Mesmo diante da intensificação das alterações climáticas causadas pelo aquecimento global, para o qual concorrem principalmente as duas locomotivas capitalistas do mundo (Estados Unidos e China) e a omissão dos fóruns internacionais que deveriam priorizar a salvação da espécie humana, o capital segue em frente na sua faina autofágica.
Assim é que o Rio Grande do Sul padece sob tempestades de chuva e vento que matam e desabrigam dezenas de milhares de pessoas.
Paralelamente, intensificam-se as guerras com poderio bélico, com poderio bélico cada vez mais avassalador; e também podemos sucumbir como espécie graças a uma guerra nuclear que volta a nos assombrar como nas décadas de 1950 e 1960, quando os cidadãos chegavam a adaptar os porões de suas casas para servirem de abrigos atômicos quando acontecesse o pior.

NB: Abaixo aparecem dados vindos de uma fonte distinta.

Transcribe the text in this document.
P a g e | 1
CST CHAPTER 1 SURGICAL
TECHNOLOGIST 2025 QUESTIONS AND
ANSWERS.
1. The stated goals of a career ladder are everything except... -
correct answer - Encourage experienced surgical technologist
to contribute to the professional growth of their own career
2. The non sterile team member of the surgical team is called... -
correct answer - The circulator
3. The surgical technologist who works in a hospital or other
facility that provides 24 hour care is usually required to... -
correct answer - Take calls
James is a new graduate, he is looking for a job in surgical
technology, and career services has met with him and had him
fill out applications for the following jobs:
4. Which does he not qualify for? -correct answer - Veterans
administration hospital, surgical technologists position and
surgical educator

A que se deve o flagelo da guerra, senão à ambição de poder e riqueza decorrente do fetiche da mercadoria, embrutecendo o ser humano e tangendo-o de forma inexorável para a morte?
Por que se gastam milhões na produção de armamentos:
— senão para gerar o lucro da venda de tal produção e possibilitar que algumas nações armadas até os dentes submetam os países com menor poder de fogo?
— senão em razão dessa coisa absurda que é a coisificação da vida pelo processo de mercado, com a morte sendo celebrada no altar do fetichismo da mercadoria, o santo graal da modernidade decadente?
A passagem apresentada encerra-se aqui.